7 Common Credit Myths Debunked

7 Common Credit Myths Debunked

Table of Contents


1. Myth: Checking Your Own Credit Report Will Hurt Your Score

One of the most persistent misconceptions about credit is that when you check your own credit report, it negatively impacts your credit score. This is categorically false. When you access your own credit report, it’s considered a soft inquiry and has no effect on your score whatsoever. Soft inquiries can include checks by potential employers or rental background checks, apart from your personal review. It’s essential to regularly monitor your credit to be aware of and address any inaccuracies or fraudulent activities promptly.

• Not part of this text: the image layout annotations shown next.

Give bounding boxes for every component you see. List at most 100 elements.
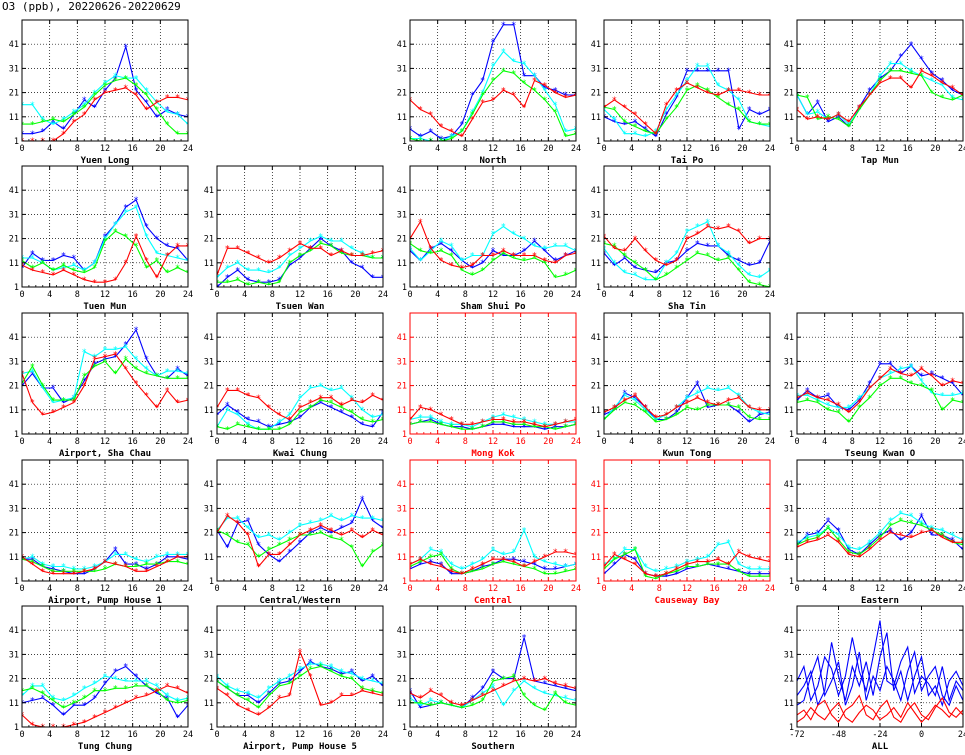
x-tick-label: 8 (463, 584, 468, 594)
y-tick-label: 21 (784, 382, 794, 392)
data-point-marker: * (349, 259, 354, 269)
data-point-marker: * (61, 125, 66, 135)
data-point-marker: * (30, 137, 35, 147)
data-point-marker: * (532, 677, 537, 687)
series-3: ***************** (217, 387, 383, 426)
data-point-marker: * (632, 235, 637, 245)
series-line (410, 406, 576, 428)
data-point-marker: * (245, 266, 250, 276)
data-point-marker: * (449, 132, 454, 142)
data-point-marker: * (113, 86, 118, 96)
y-tick-label: 41 (784, 626, 794, 636)
data-point-marker: * (102, 672, 107, 682)
data-point-marker: * (175, 558, 180, 568)
data-point-marker: * (256, 254, 261, 264)
data-point-marker: * (825, 517, 830, 527)
data-point-marker: * (449, 560, 454, 570)
data-point-marker: * (601, 565, 606, 575)
data-point-marker: * (501, 416, 506, 426)
series-0: ***************** (22, 196, 188, 276)
x-tick-label: 12 (100, 437, 110, 447)
data-point-marker: * (308, 531, 313, 541)
data-point-marker: * (794, 106, 799, 116)
data-point-marker: * (846, 546, 851, 556)
data-point-marker: * (490, 677, 495, 687)
data-point-marker: * (418, 404, 423, 414)
data-point-marker: * (459, 132, 464, 142)
data-point-marker: * (449, 565, 454, 575)
data-point-marker: * (428, 244, 433, 254)
series-0: ***************** (410, 416, 576, 434)
data-point-marker: * (256, 553, 261, 563)
y-tick-label: 31 (397, 64, 407, 74)
y-tick-label: 41 (397, 626, 407, 636)
data-point-marker: * (438, 548, 443, 558)
data-point-marker: * (185, 130, 190, 140)
data-point-marker: * (185, 396, 190, 406)
data-point-marker: * (113, 74, 118, 84)
data-point-marker: * (622, 254, 627, 264)
data-point-marker: * (287, 247, 292, 257)
data-point-marker: * (898, 509, 903, 519)
data-point-marker: * (175, 244, 180, 254)
data-point-marker: * (653, 276, 658, 286)
data-point-marker: * (888, 67, 893, 77)
x-tick-label: 0 (407, 144, 412, 154)
data-point-marker: * (664, 570, 669, 580)
x-tick-label: 16 (323, 290, 333, 300)
data-point-marker: * (407, 135, 412, 145)
data-point-marker: * (40, 384, 45, 394)
data-point-marker: * (40, 682, 45, 692)
data-point-marker: * (573, 416, 578, 426)
data-point-marker: * (877, 375, 882, 385)
data-point-marker: * (470, 701, 475, 711)
data-point-marker: * (154, 687, 159, 697)
data-point-marker: * (684, 399, 689, 409)
data-point-marker: * (339, 237, 344, 247)
data-point-marker: * (573, 560, 578, 570)
data-point-marker: * (19, 699, 24, 709)
data-point-marker: * (370, 391, 375, 401)
data-point-marker: * (643, 247, 648, 257)
data-point-marker: * (235, 514, 240, 524)
data-point-marker: * (908, 379, 913, 389)
data-point-marker: * (277, 254, 282, 264)
data-point-marker: * (622, 555, 627, 565)
data-point-marker: * (428, 558, 433, 568)
data-point-marker: * (214, 529, 219, 539)
data-point-marker: * (297, 252, 302, 262)
data-point-marker: * (71, 111, 76, 121)
data-point-marker: * (123, 74, 128, 84)
data-point-marker: * (50, 137, 55, 147)
data-point-marker: * (380, 682, 385, 692)
data-point-marker: * (113, 560, 118, 570)
data-point-marker: * (30, 682, 35, 692)
data-point-marker: * (235, 411, 240, 421)
data-point-marker: * (877, 74, 882, 84)
data-point-marker: * (50, 271, 55, 281)
y-tick-label: 31 (784, 64, 794, 74)
data-point-marker: * (480, 259, 485, 269)
x-tick-label: 20 (543, 290, 553, 300)
data-point-marker: * (19, 257, 24, 267)
data-point-marker: * (726, 401, 731, 411)
series-3: ***************** (217, 648, 383, 721)
data-point-marker: * (846, 548, 851, 558)
data-point-marker: * (836, 404, 841, 414)
x-tick-label: 0 (407, 290, 412, 300)
y-tick-label: 21 (591, 529, 601, 539)
data-point-marker: * (825, 391, 830, 401)
data-point-marker: * (328, 242, 333, 252)
data-point-marker: * (308, 247, 313, 257)
x-tick-label: 0 (214, 437, 219, 447)
data-point-marker: * (92, 96, 97, 106)
data-point-marker: * (480, 555, 485, 565)
data-point-marker: * (175, 699, 180, 709)
y-tick-label: 11 (9, 406, 19, 416)
panel-title: Central (474, 596, 512, 606)
data-point-marker: * (490, 555, 495, 565)
panel-kwun-tong: * ** *** ***** * **** **** *** *** * * * *** * **** ***… (591, 312, 775, 459)
data-point-marker: * (747, 404, 752, 414)
data-point-marker: * (459, 570, 464, 580)
data-point-marker: * (542, 259, 547, 269)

2. Myth: You Only Have One Credit Score

Many consumers labor under the belief that they possess a single credit score. In reality, each person can have multiple scores. This is because there are several credit scoring models in use, like FICO and VantageScore, each with different versions and criteria for evaluation. Furthermore, the three major credit bureaus—Equifax, Experian, and TransUnion—each have their own data, which might result in slight variations in your scores. It’s crucial to understand that lenders may use different scores for different types of credit applications.

3. Myth: Carrying a Credit Card Balance Boosts Your Credit Score

This myth might lead to unnecessarily paying interest. Some believe maintaining a balance on credit cards is beneficial for their credit score. While responsible credit card use is indeed a factor in building credit, carrying a balance is not a requirement for a good score. Paying off your balance in full each month can avoid interest charges and help maintain a low credit utilization ratio, which is favorable for your score.

4. Myth: Closing Old Credit Cards Is Good for Your Credit Health

Many people mistakenly think that closing old or unused credit cards is a positive step for their credit health. However, this can actually have a detrimental effect. Part of your credit score is determined by the length of your credit history and your credit utilization ratio. Closing old accounts can shorten your credit history and increase your utilization ratio if you carry balances on other cards. It’s often better to keep the old accounts open, provided they’re not costing you money in annual fees.

5. Myth: You Need to Be in Debt to Have a Good Credit Score

The idea that you must carry debt to achieve a good credit score is another widespread myth. In fact, you can build credit by using credit cards for purchases and paying the balance in full every month. This practice shows lenders that you can responsibly manage debt without actually incurring it.

6. Myth: All Debts Are Equal in the Eyes of Your Credit Score

Not all debts are created equal when it comes to their impact on your credit score. Different types of debt, such as revolving debt (like credit card debt) and installment debt (like a mortgage or auto loan), can affect your score in different ways. High amounts of revolving debt can be seen as riskier and may lower your score more significantly than installment debt, which is typically associated with more stable, planned payments.

7. Myth: Your Salary Influences Your Credit Score

Your salary or income does not directly affect your credit score. Credit scores are calculated based on your credit history, not your personal financial status. However, lenders may consider your income when making decisions about extending credit, as it can indicate your ability to repay a loan.


Understanding credit and debunking these myths is crucial for maintaining financial health and making informed decisions. By recognizing and dismissing these common credit myths, you can take a more proactive and knowledgeable approach to managing your credit score. Remember, the best practices for good credit health include regularly reviewing credit reports, making timely payments, and managing debt wisely.